Notes Kingeter, “We view our solution as a three-legged stool: It offers sustainability; it fits nicely with the thermoforming and FFS processability concerns of our customers upstream; and there are excellent economics associated with this innovation. We have seen brand owners save $2 million to $4 million moving from PS to PP on one application alone. We have had brand owners come to us already. Some think this is too good to be true. But we checked all the boxes: Saved them money, extended shelf life, out of Prop 65, 100% recyclable. We’re making an offering to brand owners and they are taking it seriously because consumers are calling for it.”

Being an entrepreneur that can respond quickly to changing demands has been advantageous to Impact Plastics as it seeks to fill a void in the high-end packaging marketplace. States Kingeter, “We made a commitment to this market without having one brand owner signing up in advance. You’re never going to get that at a huge processor. Those processors have great people too, and they come up with great ideas. But lots of times these ideas are sent to the storage room as long as the company is making money. They perpetuate this to the brand owners.”
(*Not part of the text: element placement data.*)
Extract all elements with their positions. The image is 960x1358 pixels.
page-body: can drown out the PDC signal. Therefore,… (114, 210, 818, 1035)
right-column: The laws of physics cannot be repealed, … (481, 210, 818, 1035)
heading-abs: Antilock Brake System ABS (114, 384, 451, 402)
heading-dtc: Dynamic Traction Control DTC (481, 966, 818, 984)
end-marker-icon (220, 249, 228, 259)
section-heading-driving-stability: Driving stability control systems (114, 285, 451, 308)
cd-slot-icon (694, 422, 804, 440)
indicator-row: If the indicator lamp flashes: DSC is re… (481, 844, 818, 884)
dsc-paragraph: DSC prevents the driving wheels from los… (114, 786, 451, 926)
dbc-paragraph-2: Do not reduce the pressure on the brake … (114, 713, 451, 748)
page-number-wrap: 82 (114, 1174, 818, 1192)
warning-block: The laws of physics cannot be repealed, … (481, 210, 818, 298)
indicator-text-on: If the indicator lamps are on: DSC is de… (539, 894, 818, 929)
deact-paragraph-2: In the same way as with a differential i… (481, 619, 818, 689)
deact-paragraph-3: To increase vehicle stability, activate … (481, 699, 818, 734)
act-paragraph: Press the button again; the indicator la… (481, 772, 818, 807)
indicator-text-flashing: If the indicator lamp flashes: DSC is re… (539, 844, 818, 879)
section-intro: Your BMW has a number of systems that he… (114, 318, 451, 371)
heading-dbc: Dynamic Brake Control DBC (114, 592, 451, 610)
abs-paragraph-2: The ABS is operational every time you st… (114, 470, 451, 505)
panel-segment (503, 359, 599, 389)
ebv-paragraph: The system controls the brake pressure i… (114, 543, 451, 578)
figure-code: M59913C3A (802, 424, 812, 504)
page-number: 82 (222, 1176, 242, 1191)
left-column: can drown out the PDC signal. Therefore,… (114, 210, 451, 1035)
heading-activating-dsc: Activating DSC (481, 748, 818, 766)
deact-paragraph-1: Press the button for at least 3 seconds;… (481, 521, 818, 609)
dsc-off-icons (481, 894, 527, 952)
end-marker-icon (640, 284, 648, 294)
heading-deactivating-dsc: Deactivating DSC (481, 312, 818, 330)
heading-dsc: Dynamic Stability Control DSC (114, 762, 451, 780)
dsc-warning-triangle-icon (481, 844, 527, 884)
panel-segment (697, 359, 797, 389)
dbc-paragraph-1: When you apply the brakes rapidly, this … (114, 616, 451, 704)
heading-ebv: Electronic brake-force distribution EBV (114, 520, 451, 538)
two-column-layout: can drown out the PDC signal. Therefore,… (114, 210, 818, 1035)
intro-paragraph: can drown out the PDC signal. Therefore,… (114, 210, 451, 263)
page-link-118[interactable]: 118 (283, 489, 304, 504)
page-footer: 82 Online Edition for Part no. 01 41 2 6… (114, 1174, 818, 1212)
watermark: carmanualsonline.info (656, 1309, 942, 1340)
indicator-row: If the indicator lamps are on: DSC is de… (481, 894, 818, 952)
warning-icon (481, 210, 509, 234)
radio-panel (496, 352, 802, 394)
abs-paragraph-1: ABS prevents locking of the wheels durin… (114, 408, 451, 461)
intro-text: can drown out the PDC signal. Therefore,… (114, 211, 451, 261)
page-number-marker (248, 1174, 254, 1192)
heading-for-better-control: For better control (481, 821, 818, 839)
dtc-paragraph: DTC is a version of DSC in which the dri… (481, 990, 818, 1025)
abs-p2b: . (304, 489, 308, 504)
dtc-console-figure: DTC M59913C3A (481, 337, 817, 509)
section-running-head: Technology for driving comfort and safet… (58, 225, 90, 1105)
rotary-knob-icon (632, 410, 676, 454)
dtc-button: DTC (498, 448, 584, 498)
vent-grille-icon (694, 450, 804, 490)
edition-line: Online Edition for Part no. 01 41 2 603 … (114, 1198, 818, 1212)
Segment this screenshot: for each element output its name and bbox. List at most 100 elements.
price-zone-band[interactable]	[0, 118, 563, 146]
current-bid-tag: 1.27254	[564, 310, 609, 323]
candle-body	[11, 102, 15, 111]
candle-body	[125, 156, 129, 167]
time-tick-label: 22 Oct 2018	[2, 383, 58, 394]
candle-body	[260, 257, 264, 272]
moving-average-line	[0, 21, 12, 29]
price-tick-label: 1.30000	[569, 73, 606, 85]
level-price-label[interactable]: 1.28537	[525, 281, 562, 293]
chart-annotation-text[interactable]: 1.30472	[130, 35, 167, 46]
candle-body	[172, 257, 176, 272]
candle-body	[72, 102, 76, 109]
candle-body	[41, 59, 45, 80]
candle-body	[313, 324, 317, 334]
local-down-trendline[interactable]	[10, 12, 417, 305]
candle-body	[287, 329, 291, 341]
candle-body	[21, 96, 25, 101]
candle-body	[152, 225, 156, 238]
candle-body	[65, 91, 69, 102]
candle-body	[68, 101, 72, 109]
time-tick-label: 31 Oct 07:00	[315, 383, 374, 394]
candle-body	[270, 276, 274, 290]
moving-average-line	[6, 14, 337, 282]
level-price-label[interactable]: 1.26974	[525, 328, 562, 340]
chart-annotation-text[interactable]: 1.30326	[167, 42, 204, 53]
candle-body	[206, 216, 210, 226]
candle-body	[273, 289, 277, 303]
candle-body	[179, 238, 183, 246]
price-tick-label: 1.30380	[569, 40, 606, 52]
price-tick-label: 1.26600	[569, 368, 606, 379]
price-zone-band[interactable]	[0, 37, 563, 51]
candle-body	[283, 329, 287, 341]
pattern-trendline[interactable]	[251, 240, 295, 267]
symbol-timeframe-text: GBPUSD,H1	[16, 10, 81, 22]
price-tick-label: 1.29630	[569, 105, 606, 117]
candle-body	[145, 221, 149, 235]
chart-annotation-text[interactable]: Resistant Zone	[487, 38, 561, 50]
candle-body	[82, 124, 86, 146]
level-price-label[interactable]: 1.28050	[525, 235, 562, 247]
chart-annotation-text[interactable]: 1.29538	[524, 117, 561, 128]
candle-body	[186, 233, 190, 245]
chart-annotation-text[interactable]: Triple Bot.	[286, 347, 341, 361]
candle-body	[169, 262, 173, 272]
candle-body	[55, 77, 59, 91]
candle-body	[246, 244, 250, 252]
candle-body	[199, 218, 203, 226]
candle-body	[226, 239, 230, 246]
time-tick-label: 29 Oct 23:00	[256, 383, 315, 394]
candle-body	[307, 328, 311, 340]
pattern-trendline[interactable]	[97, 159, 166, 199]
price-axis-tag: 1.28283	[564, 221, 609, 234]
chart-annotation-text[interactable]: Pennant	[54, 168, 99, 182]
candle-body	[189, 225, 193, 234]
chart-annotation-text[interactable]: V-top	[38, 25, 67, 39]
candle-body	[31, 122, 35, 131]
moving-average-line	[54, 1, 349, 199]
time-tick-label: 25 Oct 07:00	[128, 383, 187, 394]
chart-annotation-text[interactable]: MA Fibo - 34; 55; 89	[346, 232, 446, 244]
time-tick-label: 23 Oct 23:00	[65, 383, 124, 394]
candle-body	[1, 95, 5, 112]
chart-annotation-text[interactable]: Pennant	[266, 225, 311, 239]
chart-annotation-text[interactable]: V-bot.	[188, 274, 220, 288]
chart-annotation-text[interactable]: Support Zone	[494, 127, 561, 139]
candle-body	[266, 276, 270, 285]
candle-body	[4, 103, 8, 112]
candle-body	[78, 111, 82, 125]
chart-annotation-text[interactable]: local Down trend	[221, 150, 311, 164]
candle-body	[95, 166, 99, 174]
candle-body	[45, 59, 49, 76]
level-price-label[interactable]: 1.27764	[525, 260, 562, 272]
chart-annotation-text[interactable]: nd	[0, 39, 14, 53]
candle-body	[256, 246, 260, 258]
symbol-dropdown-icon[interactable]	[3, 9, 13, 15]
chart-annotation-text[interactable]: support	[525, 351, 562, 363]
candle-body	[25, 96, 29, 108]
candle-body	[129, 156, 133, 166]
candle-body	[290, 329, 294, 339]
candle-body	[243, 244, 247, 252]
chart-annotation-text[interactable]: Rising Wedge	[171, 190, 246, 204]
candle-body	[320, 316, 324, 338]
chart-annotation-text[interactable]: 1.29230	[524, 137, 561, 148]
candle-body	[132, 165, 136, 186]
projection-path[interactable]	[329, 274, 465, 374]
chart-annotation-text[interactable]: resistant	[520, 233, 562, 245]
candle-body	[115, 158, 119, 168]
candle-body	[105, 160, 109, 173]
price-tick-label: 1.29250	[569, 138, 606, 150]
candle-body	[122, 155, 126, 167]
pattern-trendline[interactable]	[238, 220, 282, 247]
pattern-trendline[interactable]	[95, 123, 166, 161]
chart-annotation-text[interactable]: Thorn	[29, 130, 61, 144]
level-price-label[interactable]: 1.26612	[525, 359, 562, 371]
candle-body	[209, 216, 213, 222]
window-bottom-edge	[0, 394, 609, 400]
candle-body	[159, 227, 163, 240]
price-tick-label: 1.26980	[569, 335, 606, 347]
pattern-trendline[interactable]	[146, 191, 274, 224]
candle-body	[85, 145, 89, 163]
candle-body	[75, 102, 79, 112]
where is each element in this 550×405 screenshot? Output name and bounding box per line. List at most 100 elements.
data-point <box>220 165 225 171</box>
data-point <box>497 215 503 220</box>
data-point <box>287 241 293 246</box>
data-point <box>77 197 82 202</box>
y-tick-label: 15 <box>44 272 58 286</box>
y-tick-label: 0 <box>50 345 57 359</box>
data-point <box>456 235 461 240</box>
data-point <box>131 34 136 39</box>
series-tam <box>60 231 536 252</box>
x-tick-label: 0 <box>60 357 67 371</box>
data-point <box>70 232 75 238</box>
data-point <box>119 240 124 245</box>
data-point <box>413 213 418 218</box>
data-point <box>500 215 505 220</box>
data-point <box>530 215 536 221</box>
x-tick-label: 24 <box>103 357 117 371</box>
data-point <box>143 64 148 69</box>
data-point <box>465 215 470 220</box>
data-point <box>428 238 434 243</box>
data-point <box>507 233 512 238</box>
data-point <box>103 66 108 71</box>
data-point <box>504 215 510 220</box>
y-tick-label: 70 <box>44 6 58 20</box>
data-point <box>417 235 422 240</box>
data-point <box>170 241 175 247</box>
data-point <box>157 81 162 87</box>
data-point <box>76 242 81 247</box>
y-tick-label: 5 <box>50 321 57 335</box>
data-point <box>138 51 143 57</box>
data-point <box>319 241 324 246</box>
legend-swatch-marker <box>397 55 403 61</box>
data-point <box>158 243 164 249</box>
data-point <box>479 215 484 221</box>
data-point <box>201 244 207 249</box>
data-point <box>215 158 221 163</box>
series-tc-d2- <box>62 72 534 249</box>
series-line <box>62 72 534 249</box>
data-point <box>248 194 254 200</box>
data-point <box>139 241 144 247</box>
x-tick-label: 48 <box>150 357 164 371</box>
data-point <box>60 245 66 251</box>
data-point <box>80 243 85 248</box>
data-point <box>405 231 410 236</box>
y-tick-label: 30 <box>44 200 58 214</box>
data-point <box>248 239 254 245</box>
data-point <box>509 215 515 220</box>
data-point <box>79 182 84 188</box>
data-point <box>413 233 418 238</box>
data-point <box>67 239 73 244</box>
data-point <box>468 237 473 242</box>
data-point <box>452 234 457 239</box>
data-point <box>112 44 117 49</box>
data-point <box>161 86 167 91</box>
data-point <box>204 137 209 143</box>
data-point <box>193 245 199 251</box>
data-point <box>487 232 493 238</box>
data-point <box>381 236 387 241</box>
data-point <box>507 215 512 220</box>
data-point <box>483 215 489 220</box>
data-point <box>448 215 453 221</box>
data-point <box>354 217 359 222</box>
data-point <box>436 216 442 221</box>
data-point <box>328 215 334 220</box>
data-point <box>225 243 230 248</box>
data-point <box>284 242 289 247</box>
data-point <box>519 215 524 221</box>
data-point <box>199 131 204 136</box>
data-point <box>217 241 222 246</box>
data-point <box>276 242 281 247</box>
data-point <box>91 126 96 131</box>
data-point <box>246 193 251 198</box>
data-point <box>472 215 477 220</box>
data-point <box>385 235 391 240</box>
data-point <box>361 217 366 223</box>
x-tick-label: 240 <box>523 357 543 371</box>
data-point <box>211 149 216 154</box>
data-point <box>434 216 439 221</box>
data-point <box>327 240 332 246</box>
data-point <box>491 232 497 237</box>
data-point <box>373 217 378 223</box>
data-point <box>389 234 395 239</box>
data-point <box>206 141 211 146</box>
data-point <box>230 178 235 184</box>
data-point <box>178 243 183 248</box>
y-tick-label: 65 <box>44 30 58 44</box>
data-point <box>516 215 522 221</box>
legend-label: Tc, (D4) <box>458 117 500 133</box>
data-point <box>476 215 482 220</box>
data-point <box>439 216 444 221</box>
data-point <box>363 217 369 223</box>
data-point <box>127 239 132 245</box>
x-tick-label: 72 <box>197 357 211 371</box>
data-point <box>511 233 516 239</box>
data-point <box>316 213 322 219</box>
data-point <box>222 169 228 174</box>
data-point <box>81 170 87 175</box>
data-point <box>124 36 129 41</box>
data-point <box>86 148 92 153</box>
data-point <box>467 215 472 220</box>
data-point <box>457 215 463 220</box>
High Barrier PP Sheet from New Brand of Impact Plastics With years of expertise in perfecting sheet thickness to the requirements of the application, ICPG has extrusion and tooling technology permitting it to run barrier structures as thin as 15 mil.

Kingeter says the installation of the first sheet line is step one in the process of delivering PP-based barrier-packaging solutions to brand owners. Because the packaging market doesn’t typically move quickly to change materials and structures, ICPG’s first coextrusion line has built-in flexibility to process resins beyond PP.

“But we have expectations to have five new lines. On the next one, we might decide to engineer it specifically for higher-volume applications, whether it’s creamers, yogurt, baby food, or something else. And we are working on a number of innovative development projects: a bio-based PP and also a new extruded hemp/PP product.”

Impact Plastics expects to have its process patented by mid-August. It is also looking at licensing its technology.